Final Porject

1.Introduction

Problem Statement:

For this final project, we want to analyze the U.S household income distributions among states and cities. When we seek jobs, wages are one of the most concerned questions we want to know. So, our focus is which states and cities are within top or bottom incomes locations.


Implementation:

The data was downloaded from Kaggle and read in R. we are planning to group the data by states and plot average incomes. We will also plot mean and median incomes by cities within states and nationwide. Finally, we will try fit the date with linear regression or other statistics modelings.

We hope analysis of this dataset can help people have a sense of the income distributions among different states and cities, so they can choose their ideal locations for income accordingly. However, this analysis only takes locations in consideration, we do not analyze other factors that can affect incomes, like types of jobs, population density.

2.Packages Required

Packages required for reproduce this analysis are listed below

library(readr) # load .csv file
library(dplyr) # manipulate data
library(ggplot2) #visualize the data
library(DT) #output data in table

3.Data Preparation

We obtained this dataset from Kaggle.

The database contains 32,000 records on US Household Income Statistics & Geo Locations. The data was provided by the U.S. Census Reports for years from 2011-2015. This dataset has 19 variables and 32526 observations. There is only 1 missising value in Area_Code variable and it as recored as “M”.

This dataset is tidy and clean engough, so we just need select the only interested variables for further analysis: State_Name, State_ab, City, Type, ALand, AWater, Lat, Lon, Mean, Median. The State_Name, State_ab, City, Type help to filter intersested locations and when we compare incomes in cities, we only want observations with Type of city. Lat and Lon help to build up a map. ALand and AWater are used for modelings. Mean and Median are the values we want to compare.
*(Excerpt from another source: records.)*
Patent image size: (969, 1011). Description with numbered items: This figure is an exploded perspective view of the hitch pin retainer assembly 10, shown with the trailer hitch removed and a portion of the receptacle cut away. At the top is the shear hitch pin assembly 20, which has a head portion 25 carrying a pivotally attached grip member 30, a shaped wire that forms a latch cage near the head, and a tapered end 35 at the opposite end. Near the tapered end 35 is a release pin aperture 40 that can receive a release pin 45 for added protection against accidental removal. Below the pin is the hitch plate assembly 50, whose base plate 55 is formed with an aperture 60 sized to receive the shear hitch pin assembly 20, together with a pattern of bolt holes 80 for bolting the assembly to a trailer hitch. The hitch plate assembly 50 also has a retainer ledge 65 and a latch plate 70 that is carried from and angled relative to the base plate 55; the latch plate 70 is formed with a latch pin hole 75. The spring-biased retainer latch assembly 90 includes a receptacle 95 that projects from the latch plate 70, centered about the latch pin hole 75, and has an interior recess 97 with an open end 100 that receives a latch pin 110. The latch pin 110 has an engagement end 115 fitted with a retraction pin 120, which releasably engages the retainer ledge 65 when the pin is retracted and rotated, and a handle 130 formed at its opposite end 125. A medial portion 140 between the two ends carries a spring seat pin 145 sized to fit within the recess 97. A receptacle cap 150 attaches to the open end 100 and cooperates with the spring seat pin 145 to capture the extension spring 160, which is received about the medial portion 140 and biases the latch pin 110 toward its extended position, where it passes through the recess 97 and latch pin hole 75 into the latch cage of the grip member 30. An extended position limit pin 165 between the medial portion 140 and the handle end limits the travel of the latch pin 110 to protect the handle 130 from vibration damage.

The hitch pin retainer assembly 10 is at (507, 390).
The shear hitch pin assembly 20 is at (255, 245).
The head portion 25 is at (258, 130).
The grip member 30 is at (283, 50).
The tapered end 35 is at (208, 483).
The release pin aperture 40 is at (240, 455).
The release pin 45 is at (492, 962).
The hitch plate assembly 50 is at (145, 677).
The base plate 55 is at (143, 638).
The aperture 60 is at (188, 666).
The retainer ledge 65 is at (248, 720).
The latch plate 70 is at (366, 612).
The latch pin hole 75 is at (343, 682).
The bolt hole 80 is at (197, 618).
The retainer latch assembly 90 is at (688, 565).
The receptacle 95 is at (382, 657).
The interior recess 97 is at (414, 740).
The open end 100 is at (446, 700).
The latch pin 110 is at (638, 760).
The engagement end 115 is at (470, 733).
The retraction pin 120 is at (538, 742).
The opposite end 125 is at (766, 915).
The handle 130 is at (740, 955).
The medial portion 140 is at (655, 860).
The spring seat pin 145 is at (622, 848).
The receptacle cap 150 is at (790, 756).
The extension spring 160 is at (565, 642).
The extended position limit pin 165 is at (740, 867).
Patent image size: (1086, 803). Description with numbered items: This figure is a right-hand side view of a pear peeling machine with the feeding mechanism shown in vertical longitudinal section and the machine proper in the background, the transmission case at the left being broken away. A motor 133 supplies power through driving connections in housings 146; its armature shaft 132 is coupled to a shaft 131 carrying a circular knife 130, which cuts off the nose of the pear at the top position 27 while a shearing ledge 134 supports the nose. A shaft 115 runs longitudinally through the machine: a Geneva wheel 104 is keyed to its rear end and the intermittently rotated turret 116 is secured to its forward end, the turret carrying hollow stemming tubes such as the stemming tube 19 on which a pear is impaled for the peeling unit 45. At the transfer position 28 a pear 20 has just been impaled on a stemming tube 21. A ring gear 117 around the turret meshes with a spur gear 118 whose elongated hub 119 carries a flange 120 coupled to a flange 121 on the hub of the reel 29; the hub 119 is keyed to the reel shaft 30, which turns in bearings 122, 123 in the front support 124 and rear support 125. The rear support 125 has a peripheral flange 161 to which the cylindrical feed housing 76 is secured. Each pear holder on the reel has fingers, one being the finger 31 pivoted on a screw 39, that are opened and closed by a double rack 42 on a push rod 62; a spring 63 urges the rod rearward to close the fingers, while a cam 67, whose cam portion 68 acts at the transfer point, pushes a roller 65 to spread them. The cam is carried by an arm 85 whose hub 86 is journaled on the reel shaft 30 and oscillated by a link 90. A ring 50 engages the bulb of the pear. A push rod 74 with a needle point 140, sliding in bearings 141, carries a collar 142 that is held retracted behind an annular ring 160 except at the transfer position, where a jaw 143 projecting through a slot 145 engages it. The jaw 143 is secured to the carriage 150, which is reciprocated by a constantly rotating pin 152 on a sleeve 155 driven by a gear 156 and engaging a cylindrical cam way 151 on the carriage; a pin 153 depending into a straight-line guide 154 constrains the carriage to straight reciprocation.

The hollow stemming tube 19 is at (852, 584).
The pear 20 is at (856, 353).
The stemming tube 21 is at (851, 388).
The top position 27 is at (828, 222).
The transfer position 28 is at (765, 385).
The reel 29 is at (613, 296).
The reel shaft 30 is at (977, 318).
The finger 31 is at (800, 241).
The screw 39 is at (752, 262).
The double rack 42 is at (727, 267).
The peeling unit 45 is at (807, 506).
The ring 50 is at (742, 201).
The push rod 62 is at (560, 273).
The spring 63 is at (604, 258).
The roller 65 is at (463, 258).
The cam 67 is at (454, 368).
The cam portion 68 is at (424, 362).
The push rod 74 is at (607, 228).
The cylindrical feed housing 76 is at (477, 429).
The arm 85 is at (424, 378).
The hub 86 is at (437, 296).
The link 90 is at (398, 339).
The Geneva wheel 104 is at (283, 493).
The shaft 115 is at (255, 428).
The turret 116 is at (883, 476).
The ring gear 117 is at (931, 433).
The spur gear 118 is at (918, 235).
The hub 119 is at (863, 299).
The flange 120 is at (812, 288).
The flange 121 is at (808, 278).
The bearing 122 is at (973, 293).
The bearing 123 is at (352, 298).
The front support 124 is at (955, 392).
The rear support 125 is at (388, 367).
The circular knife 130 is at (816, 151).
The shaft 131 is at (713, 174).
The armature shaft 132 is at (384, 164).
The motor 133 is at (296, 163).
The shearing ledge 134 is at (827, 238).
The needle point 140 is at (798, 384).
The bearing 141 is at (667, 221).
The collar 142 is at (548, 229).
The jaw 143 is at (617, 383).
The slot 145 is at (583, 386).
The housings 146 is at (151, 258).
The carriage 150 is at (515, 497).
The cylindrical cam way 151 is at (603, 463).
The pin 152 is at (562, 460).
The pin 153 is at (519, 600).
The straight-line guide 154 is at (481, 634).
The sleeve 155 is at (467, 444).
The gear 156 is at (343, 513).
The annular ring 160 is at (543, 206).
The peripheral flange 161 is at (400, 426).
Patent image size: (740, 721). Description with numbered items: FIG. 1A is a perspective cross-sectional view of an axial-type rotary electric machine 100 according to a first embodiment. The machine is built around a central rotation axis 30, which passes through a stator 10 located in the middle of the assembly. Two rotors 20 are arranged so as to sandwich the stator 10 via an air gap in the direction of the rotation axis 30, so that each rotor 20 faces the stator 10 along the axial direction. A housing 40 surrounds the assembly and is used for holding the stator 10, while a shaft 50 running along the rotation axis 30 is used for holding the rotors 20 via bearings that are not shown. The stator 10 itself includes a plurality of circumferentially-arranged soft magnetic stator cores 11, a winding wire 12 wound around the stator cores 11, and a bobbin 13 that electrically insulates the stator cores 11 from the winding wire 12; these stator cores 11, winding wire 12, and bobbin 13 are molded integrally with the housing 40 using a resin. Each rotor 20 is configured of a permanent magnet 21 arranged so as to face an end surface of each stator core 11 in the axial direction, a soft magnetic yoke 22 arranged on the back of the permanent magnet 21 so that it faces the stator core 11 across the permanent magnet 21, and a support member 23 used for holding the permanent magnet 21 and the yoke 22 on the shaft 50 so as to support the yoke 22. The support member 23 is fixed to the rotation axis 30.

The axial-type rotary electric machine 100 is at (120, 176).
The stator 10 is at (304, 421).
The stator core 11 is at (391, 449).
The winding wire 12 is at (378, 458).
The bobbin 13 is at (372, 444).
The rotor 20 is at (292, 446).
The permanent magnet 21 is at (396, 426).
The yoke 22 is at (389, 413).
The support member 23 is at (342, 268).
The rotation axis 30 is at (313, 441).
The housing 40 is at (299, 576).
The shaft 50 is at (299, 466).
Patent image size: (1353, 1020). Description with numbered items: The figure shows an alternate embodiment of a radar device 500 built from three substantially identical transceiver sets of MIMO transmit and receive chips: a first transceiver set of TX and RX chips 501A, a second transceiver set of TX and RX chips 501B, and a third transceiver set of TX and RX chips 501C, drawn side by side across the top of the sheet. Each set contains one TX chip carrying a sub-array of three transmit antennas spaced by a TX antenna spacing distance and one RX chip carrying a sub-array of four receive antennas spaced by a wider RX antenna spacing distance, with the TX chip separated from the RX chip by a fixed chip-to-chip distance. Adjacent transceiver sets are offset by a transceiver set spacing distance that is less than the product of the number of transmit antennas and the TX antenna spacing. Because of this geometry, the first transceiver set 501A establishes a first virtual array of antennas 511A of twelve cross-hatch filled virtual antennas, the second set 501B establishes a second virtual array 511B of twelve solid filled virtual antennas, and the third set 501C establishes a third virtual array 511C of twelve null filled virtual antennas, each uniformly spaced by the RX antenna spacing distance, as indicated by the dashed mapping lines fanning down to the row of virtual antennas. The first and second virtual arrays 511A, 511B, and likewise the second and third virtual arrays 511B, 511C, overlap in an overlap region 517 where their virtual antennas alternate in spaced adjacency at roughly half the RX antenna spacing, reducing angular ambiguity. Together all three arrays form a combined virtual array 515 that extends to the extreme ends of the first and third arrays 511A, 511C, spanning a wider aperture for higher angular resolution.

We will read in the file and clean it up with the following codes:

df<-read_csv("kaggle_income.csv") 
  
df_clean<-select(df,State_Name, State_ab, City, Type, ALand, AWater, Lat, Lon, Mean, Median)

df_clean_city<- filter(df_clean,Type=="City")

We show the data in a table:

datatable(df_clean, caption = "Table 1: Tidy Dataset")

Here are variables metadata

Variable Information
State_Name Type: Character Description: The state code reported by the U.S. Census Bureau for the specified geographic location.
State_ab Type: Character Description: The abbreviated state name reported by the U.S. Census Bureau for the specified geographic location.
City Type: Character Description: The city name reported by the U.S. Census Bureau for the specified geographic location.
Type Type: Character Description: The place Type reported by the U.S. Census Bureau for the specified geographic location.
ALand Type: Double Description: The Square area of land at the geographic or track location.
AWater Type: Double Description: The Square area of water at the geographic or track location.
Lat Type: Double Description: The latitude of the specified geographic location.
Lon Type: Double Description: The longitude deviation of the household income for the specified geographic location.
Mean Type: Double Description: The mean household income of the specified geographic location.
Median Type: Double Description: The median household income of the specified geographic location.

4.Proposed Exploratory Data Analysis

This dataset is quite tidy and clean, so the only thing we plan to manipulate on the dataset is to filter type variabe with city when we analyze information in cites.

We want to plot mean values of incomes by states in a bar chart with ranking information and a geographic map. We also want to plot mean and median informations by cities in a bar chart and geographic map.

However, we do not know how to plot information on a geographic map with latitude and longitude values. We plan to fit the values in linear regression with square area of land and water or cluster analysis models to figure out what relationships the incomes have with other variables.